Bazen de mutlak bir emrin takyidi şeklinde olur. Yani ayet genel bir hüküm şeklinde (mutlak) olarak gelir. Hz. Peygamber de uygulamasıyla onu sınırlar, çerçevesini belirler. Örneğin hırsızlığın cezasıyla ilgili ayette: “Hırsız erkek ve hırsız kadının, (çalıp) kazandıklarına bir karşılık, Allah’tan, ‘tekrarı önleyen kesin bir ceza’ olmak üzere ellerini kesin. Allah, üstün ve güçlü olandır, hüküm ve hikmet sahibidir.”7 buyurulur. Burada hüküm nasıl uygulanacak, hangi şartlar oluştuğunda hırsızlık yaptığı kabul edilecek? Hangi eli, nereden itibaren kesilecek? Bütün bu soruları çoğaltmak mümkündür. Eğer Peygamber buna bir sınır getirmeseydi bilinemezdi. Hz. Peygamberin bu hükümle ilgili uygulaması8 olmasaydı kimi omuzundan itibaren keserdi kimisi de belki parmaklarını kesmeyi yeterli görürdü. Yahut da ahkâm ayetlerini açıklayan bu gibi hadisleri inkâr edip veya günümüze uygun görmeyip “Biz bu hükümlerin ruhunu alacağız” diyen Fazlurrahman gibiler çıkıp el kesmeyi toptan kaldıracaktı. Yine ayetin genel ifadesine bakılarak çalınan malın değeri az veya çok olsun bu hüküm uygulamaya konulacaktı.

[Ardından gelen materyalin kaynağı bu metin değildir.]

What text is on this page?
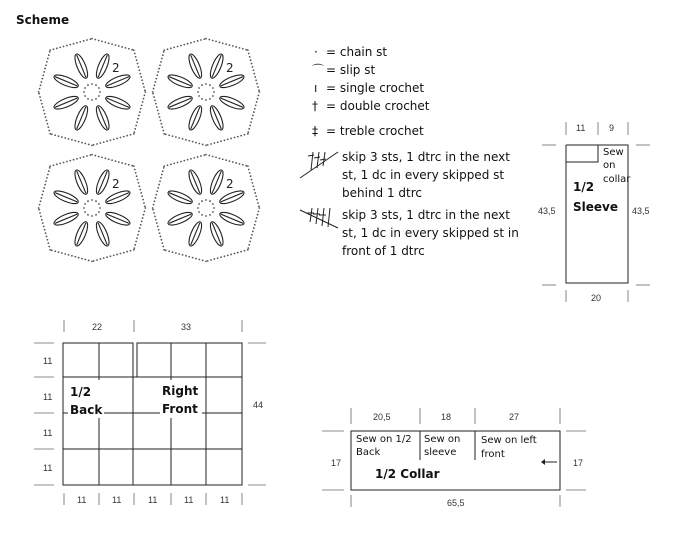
Scheme
2	2
2	2
· = chain st
⌒ = slip st
ı = single crochet
† = double crochet
‡ = treble crochet
skip 3 sts, 1 dtrc in the next
st, 1 dc in every skipped st
behind 1 dtrc
skip 3 sts, 1 dtrc in the next
st, 1 dc in every skipped st in
front of 1 dtrc
11	9
43,5	43,5
20
1/2
Sleeve
Sew
on
collar
22	33
11
11
11
11
44
11	11	11	11	11
1/2
Back
Right
Front
20,5	18	27
17	17
65,5
Sew on 1/2
Back
Sew on
sleeve
Sew on left
front
1/2 Collar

Bazen de Kur’an’daki umumi hükmün tahsisi (belirgin hale getirilmesi) söz konusu olmaktadır. Ayette “Ölmüş hayvan, kan, domuz eti, Allah’tan başkası adına boğazlanan, (henüz canı çıkmamışken) kestikleriniz hariç; boğulmuş, darbe sonucu ölmüş yüksekten düşerek ölmüş, boynuzlanarak ölmüş ve yırtıcı hayvan tarafından parçalanmış hayvanlar ile dikili taşlar üzerinde boğazlanan hayvanlar, bir de fal oklarıyla kısmet aramanız size haram kılındı...”9 şeklinde haramlar genel itibariyle sayılırken Hz. Peygamber, ölü olarak çekirge ve balığı, kan olarak da ciğer ve dalağı istisna etmiştir yani onların helal olduğunu belirtmiştir.10
Rasulullah Sallallahu Aleyhi ve Sellem, koymuş olduğu hükümlerle eğer Kur’an’a veya Allah’ın muradına muhalif olsaydı mutlaka ikaz edilirdi. O’nun her sözü ve hareketi vahyin süzgecinden geçer gibi kontrol altındaydı. Zelle diye tabir edilen bazı içtihatları sebebiyle ikaz olunduğu vâkidir. Tebük Seferi esnasında münafıklara izin vermesiyle ilgili bir durum buna örnektir. Bazı rivayetlerin belirttiğine göre münafıklardan, hastalıklı kalp taşıyanlardan yaklaşık seksen kişi savaşa katılmamak için yalan özürler beyan etmişler, Rasulullah da kendilerine izin vermişti. Rasulullah bu izni verince şu ayetler nazil oldu: “Allah seni affetsin, doğru söyleyenler sana açıkça belli oluncaya ve yalancıları da öğreninceye kadar niye onlara izin verdin?”11 Bunun gibi Allah Azze ve Celle’nin Rasulünü ikaz ettiği birkaç örnek vardır. Bu ayetlerle ilgili tefsirlere bakıldığında buradaki uyarıların, Peygamberi içtihatlarında daha efdal olana yöneltmeye dair uyarılar olduğu ifade edilmektedir. Aslında bu durum Rasulullah’ın ikaz edilmediği diğer bütün hükümleri ve uygulamaları için önemli bir delil niteliğindedir. Demek ki o hükümlerin ve uyarıların hepsinde efdal olana isabet etmiştir.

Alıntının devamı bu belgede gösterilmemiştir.